Yeah. I often exhort people to design carefully and not take it lightly when it comes to charging devices for Li-ion batteries. And, I'm also often amazed at how many engineers think there is no risk, and are ready to use very inadequate solutions. Li-ion batteries, despite being very common these days, are still unsafe when not treated properly. There is unfortunately no real replacement technology as of yet - at least not at the same cost and with the same capacity to volume ratio. But I for one really wish they were gone for good. Of course when charged and protected properly, they are safe to use, but there's just so much that can go wrong and the chemistry is still inherently unsafe. I wish we switched to something safer (and more environmentally-friendly if possible). Hopefully this will happen. Soon.
A 100% software-based charger would be one of those inadequate solutions. Unless you're very experienced designing software for safety-critical devices and use all the right tools and processes, just don't do that. It's a recipe for disaster. And I don't expect a musical gear company to be experienced designing safety-critical stuff. Just not their area.

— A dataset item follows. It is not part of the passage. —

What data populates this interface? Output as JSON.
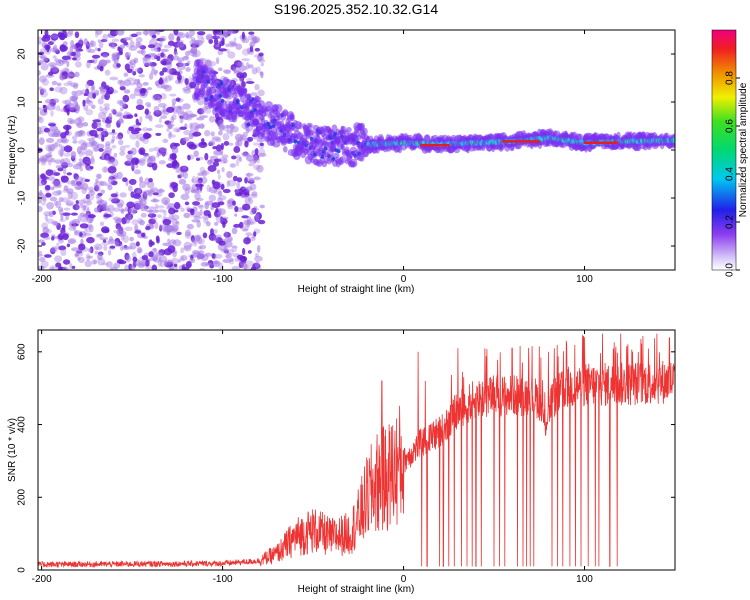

Now from the little I got here, we don't know for sure what the problem was. It appears that a firmware update could fix the problem, so that's probably why you (and I, following you) assumed it was a software-only charger. But we don't exactly know 1/ whether the overheating came from the battery or from the charging electronics itself (although, the electronics could overheat but it would have to be very badly designed to have a risk of fire, so assuming the battery is involved is reasonable here...), and 2/ whether they used a dedicated charging IC or not. Supposing they actually used a dedicated charging chip, the problem may also have come from the charging current, that could possibly be programmable and set by the firmware. Of course, if that is the case, allowing a max charging current - on a hardware level - if it's software-programmable, too high to be safe, would be a very bad design decision as well.